Reconnaissance et exécution des sentences arbitrales
L'arbitrage international ne sera pas affecté par le retrait du Royaume-Uni de l'UE. La Convention de New York ("Convention")1 continuera à être l'instrument clé pour l'exécution et la reconnaissance des sentences arbitrales internationales.2
En tant qu'instrument de droit international privé, plutôt que de droit communautaire, la Convention ne dépend pas de l'adhésion européenne. En ayant la priorité sur le règlement Bruxelles I ("règlement de Bruxelles")3 concernant l'exécution et la reconnaissance des sentences arbitrales, toutes les procédures sont régies par les dispositions de la Convention et par le droit interne pertinent.4 Avec 166 États parties, les décisions arbitrales peuvent être exécutées dans le monde entier, ce qui fait que les sentences arbitrales ne sont pas affectées par la dissolution de l'ancienne relation entre le Royaume-Uni et l'UE.
Des difficultés peuvent toutefois être rencontrées en ce qui concerne la notion d'ordre public, qui peut être invoquée en vertu de l'article V, paragraphe 2, point b), de la convention comme motif de refus de reconnaissance d'une sentence arbitrale si elle est jugée incompatible avec l'intérêt public national respectif.
Injonction anti-poursuite
Bien qu'elle soit couramment utilisée dans les juridictions de common law, l'injonction anti-poursuite ("ASI") reste un concept étranger aux pays de droit civil. En tant qu'outil permettant aux tribunaux nationaux d'empêcher une partie adverse d'engager ou de poursuivre une procédure judiciaire dans un autre forum, elle peut influencer profondément le déroulement d'un litige à l'étranger.5 Contrairement aux tribunaux anglais, qui ont démontré une tendance à maintenir les conventions d'arbitrage existantes par le biais des ASI, la Cour de justice de l'Union européenne ("CJUE") a depuis longtemps adopté une position contraire, les jugeant inconciliables avec le droit communautaire.6
Dans l'affaire Turner contre Grovit (affaire C-159/02),7 la CJUE a examiné si une ASI émise contre une procédure espagnole par le tribunal de première instance anglais était valable si elle était introduite de mauvaise foi. La CJUE a estimé que "les règles de compétence que [la Convention de Bruxelles de 1968]8 Les dispositions de la présente Convention sont communes à toutes les juridictions des États contractants [et doivent] être interprétées et appliquées avec la même autorité par chacune d'elles" (paragraphe 25). En tant que telle, la délivrance d'une ASI portant atteinte au droit d'action du demandeur, elle "doit être considérée comme constituant une ingérence dans la compétence du tribunal étranger, ce qui, en tant que tel, est incompatible avec le système de la Convention" (paragraphe 27).

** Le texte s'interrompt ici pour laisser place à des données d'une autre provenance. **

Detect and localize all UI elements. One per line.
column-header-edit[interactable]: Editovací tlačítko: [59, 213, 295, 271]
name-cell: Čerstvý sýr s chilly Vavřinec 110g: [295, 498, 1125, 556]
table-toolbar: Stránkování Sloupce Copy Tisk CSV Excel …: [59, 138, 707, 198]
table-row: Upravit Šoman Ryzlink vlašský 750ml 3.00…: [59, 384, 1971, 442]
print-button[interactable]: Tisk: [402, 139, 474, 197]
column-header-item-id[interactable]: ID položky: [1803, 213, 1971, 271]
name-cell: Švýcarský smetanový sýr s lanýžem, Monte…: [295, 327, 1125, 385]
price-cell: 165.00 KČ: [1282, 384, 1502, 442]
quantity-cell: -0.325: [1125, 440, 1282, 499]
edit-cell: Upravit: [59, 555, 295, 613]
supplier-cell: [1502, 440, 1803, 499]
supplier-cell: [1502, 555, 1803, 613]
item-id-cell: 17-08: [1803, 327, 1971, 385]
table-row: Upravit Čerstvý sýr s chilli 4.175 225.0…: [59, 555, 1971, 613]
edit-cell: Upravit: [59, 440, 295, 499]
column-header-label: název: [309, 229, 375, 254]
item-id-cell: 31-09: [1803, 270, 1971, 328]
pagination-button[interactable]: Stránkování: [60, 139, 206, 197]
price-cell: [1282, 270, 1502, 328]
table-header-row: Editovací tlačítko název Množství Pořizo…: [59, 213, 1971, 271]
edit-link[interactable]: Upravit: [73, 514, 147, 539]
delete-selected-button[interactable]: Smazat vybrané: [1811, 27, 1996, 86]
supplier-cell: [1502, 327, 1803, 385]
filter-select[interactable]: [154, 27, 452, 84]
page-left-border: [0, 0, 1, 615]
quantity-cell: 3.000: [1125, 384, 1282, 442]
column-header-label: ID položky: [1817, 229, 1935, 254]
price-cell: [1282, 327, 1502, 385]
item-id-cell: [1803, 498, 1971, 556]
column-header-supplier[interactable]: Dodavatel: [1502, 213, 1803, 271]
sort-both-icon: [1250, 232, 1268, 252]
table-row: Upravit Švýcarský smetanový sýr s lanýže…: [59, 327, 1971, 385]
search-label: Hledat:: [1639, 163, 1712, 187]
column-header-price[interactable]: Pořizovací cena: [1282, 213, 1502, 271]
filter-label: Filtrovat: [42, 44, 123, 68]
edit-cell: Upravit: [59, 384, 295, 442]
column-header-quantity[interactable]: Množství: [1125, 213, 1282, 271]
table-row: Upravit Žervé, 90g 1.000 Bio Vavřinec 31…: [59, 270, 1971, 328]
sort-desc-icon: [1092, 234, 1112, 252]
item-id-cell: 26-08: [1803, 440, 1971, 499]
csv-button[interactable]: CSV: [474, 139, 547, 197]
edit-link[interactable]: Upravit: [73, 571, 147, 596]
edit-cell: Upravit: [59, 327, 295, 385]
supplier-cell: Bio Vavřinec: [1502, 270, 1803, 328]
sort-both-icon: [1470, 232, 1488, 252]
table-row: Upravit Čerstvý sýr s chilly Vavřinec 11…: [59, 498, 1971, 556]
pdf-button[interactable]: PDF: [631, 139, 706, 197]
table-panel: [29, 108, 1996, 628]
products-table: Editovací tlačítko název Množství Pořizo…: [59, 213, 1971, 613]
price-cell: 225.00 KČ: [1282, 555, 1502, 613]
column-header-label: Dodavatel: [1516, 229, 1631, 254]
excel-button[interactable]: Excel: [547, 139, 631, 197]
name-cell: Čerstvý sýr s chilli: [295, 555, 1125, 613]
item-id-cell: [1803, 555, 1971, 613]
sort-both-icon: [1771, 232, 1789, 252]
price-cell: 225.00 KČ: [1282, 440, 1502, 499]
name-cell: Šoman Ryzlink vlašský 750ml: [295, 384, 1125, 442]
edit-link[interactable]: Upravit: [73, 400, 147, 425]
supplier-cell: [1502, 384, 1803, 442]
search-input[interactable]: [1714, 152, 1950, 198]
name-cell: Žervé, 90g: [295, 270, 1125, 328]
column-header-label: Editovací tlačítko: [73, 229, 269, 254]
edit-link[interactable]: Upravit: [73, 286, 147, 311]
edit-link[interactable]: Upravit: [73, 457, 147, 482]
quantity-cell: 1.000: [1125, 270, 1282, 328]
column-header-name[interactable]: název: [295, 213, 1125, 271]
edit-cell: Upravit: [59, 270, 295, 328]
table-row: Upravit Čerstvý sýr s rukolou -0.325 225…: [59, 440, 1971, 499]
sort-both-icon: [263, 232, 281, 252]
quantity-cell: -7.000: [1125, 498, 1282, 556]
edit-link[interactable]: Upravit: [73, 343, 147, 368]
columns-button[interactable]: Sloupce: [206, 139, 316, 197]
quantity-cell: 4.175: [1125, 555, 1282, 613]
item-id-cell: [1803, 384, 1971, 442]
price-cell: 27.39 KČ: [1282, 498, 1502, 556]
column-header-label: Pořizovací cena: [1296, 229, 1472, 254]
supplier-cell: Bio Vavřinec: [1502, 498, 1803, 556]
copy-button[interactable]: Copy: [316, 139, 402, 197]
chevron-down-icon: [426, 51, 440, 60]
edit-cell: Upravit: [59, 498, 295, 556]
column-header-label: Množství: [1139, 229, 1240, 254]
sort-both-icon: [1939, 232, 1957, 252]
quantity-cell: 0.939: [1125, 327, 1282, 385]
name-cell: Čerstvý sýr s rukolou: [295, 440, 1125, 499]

Dans l'affaire Allianz SpA contre West Tankers (C-185/07),9 la CJEU l'a confirmé : il est incompatible avec [le règlement de Bruxelles] qu'une juridiction d'un État membre rende une ordonnance interdisant à une personne d'engager ou de poursuivre une procédure devant les juridictions d'un autre État membre au motif qu'une telle procédure serait contraire à une convention d'arbitrage" (paragraphe 19). Rendre un ASI valide reviendrait "nécessairement à priver cette juridiction du pouvoir de statuer sur sa propre compétence en vertu du [règlement de Bruxelles]" (paragraphe 28). Il s'agit plutôt d'une question de principe général selon lequel "chaque juridiction saisie détermine elle-même, en vertu des règles qui lui sont applicables, si elle est compétente pour résoudre le litige dont elle est saisie" (paragraphe 29).
Ce raisonnement a continué à trouver une application dans Gazprom OAO / République de Lituanie (Affaire C-536/13),10 dans laquelle la CJUE souligne que le règlement de Bruxelles "doit être interprété en ce sens qu'il ne s'oppose pas à ce qu'une juridiction d'un État membre reconnaisse et exécute, ou refuse de reconnaître et d'exécuter, une sentence arbitrale interdisant à une partie de saisir une juridiction de cet État membre de certaines demandes, dès lors que ce règlement ne régit pas la reconnaissance et l'exécution, dans un État membre, d'une sentence arbitrale rendue par un tribunal arbitral dans un autre État membre" (point 44).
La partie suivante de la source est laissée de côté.